Experimental and numerical studies on kV scattered X-ray imaging for real-time image guidance in radiation therapy

Motion management is a critical component of image guided radiotherapy for lung cancer. We previously proposed a scheme using kV scattered X-ray photons for marker-less real-time image guidance in lung cancer radiotherapy. This study reports our recent progress using the photon counting detection technique to demonstrate potential feasibility of this method and using Monte Carlo (MC) simulations and ray-tracing calculations to characterize the performance. In our scheme, a thin slice of X-ray beam was directed to the target and we measured the outgoing scattered photons using a photon counting detector with a parallel-hole collimator to establish the correspondence between detector pixels and scatter positions. Image corrections of geometry, beam attenuation and scattering angle were performed to convert the raw image to the actual image of Compton attenuation coefficient.

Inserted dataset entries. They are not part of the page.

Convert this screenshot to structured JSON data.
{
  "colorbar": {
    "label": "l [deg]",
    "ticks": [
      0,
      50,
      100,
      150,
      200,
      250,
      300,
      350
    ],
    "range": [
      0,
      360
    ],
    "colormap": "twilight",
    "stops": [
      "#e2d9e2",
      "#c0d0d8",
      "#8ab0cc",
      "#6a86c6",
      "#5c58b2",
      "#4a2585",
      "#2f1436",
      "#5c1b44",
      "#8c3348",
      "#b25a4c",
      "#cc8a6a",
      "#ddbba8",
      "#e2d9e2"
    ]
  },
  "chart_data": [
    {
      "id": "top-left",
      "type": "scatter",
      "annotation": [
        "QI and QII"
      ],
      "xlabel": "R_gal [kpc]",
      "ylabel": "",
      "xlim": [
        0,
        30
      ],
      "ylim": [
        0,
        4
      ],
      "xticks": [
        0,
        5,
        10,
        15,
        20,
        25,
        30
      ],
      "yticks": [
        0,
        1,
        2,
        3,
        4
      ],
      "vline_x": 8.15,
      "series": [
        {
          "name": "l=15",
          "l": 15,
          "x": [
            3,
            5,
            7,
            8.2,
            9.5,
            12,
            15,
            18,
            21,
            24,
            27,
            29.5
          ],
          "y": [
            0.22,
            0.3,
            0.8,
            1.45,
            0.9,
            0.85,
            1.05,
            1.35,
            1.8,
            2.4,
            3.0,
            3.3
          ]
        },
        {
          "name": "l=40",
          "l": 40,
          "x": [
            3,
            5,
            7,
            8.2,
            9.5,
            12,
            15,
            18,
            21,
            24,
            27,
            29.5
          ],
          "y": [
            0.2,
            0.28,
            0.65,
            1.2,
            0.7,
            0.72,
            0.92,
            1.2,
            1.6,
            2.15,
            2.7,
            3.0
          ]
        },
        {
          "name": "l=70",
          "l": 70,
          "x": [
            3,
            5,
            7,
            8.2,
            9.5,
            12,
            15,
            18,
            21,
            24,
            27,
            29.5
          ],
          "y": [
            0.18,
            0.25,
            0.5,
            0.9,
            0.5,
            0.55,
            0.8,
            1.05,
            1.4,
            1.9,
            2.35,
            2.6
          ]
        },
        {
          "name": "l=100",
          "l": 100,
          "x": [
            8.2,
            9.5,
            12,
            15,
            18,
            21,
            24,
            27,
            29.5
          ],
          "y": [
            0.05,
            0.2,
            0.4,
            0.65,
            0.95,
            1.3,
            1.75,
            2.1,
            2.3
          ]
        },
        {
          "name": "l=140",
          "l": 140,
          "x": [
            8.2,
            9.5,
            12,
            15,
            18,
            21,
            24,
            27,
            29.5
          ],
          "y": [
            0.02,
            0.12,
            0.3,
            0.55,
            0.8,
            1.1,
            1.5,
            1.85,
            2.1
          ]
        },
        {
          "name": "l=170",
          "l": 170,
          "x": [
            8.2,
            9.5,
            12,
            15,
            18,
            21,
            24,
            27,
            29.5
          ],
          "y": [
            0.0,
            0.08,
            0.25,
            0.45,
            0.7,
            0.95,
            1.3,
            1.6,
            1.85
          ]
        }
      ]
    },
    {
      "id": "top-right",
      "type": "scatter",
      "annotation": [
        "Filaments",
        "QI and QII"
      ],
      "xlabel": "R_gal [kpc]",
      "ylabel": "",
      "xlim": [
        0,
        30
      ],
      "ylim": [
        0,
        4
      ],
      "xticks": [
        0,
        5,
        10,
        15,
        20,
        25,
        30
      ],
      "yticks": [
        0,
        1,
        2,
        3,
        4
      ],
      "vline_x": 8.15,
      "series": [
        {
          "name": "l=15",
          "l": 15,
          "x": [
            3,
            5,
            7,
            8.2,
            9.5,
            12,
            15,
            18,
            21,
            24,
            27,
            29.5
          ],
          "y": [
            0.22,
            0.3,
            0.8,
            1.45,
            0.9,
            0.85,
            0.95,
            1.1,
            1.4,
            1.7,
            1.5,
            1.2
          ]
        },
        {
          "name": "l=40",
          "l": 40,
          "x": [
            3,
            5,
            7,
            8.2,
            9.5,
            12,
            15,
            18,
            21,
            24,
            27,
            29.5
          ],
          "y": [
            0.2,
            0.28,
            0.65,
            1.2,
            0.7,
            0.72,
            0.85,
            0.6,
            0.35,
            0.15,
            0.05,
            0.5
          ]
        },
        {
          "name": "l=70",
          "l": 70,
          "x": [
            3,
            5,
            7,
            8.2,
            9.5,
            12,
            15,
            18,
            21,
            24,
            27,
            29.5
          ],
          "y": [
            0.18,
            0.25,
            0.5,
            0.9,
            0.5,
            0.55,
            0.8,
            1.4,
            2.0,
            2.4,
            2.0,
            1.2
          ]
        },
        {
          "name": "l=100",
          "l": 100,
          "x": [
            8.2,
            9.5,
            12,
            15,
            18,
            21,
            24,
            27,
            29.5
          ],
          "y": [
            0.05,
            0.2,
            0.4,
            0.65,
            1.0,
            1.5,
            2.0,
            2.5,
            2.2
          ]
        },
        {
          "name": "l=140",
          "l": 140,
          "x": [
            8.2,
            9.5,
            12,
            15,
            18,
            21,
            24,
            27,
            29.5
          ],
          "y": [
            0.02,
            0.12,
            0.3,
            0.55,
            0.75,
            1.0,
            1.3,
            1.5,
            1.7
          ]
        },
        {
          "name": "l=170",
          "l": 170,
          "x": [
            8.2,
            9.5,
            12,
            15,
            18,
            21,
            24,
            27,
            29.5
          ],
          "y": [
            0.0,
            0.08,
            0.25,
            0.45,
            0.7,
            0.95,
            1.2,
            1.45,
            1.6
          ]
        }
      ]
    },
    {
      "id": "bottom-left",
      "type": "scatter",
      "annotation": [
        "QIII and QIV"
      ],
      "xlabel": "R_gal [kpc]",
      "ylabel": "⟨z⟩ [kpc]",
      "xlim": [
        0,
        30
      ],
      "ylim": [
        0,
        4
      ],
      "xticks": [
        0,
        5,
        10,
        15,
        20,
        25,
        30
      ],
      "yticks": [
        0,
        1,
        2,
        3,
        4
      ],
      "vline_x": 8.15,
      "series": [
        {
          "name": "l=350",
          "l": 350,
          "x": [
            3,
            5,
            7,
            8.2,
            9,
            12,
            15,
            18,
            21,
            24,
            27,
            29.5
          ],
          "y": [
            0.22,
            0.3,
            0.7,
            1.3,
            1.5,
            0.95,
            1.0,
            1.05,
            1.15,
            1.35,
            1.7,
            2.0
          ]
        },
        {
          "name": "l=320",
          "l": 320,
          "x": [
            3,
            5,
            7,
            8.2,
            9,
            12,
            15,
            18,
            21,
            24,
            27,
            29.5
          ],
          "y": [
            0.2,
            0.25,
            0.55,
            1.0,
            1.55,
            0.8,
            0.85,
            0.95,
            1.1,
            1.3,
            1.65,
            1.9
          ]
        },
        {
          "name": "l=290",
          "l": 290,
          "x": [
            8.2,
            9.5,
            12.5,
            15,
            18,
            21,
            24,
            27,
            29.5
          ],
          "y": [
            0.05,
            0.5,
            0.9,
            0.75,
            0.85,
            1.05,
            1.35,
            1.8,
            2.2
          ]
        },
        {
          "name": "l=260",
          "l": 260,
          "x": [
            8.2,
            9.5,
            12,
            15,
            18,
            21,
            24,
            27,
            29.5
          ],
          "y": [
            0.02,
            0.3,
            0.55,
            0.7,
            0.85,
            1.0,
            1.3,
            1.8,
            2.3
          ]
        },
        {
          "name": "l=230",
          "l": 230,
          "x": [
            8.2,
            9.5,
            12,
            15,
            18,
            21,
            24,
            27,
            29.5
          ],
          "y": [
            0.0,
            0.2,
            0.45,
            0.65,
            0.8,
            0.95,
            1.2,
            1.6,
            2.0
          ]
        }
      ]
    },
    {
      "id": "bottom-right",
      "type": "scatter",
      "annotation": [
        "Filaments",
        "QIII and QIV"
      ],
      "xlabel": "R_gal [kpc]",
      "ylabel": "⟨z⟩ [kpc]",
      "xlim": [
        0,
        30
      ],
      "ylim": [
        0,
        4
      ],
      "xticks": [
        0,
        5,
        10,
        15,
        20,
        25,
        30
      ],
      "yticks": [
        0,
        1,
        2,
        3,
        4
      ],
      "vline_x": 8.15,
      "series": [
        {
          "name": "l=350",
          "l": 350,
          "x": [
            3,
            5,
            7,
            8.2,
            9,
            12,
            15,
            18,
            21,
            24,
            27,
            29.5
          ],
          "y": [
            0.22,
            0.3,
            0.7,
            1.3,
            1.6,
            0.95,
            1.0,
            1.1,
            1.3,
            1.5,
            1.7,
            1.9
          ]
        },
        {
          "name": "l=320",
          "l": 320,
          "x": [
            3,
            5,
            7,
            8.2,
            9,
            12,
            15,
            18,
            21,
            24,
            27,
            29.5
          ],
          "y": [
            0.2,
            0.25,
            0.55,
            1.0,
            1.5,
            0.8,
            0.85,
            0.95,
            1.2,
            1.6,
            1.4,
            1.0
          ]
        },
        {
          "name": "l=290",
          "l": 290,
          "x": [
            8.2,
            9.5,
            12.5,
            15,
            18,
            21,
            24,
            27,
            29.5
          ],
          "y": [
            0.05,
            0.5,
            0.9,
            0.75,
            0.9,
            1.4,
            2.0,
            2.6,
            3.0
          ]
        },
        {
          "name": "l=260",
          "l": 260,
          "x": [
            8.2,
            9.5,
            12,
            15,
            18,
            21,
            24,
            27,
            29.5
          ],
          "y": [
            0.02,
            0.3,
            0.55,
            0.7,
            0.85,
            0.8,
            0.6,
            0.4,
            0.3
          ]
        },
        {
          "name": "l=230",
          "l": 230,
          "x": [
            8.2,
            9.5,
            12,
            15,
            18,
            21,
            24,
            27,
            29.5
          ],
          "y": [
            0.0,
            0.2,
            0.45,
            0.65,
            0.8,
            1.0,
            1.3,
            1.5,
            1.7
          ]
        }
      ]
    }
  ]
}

We set up a MC simulation system using an in-house developed GPU-based MC package modeling the image formation process. We also performed ray-tracing calculations to investigate the impacts of imaging system geometry on resulting image resolution. The experiment demonstrated feasibility of using a photon counting detector to measure scattered X-ray photons and generate the proposed scattered X-ray image. After correction, X-ray scattering image intensity and Compton scattering attenuation coefficient were linearly related, with R 2 greater than 0.9. Contrast to noise ratios of different objects were improved and the values in experimental results and MC simulation results agreed with each other. Ray-tracing calculations revealed the dependence of image resolution on imaging geometry. The image resolution increases with reduced source to object distance and increased collimator height. The study demonstrated potential feasibility of using scattered X-ray imaging as a real-time image guidance method in radiation therapy.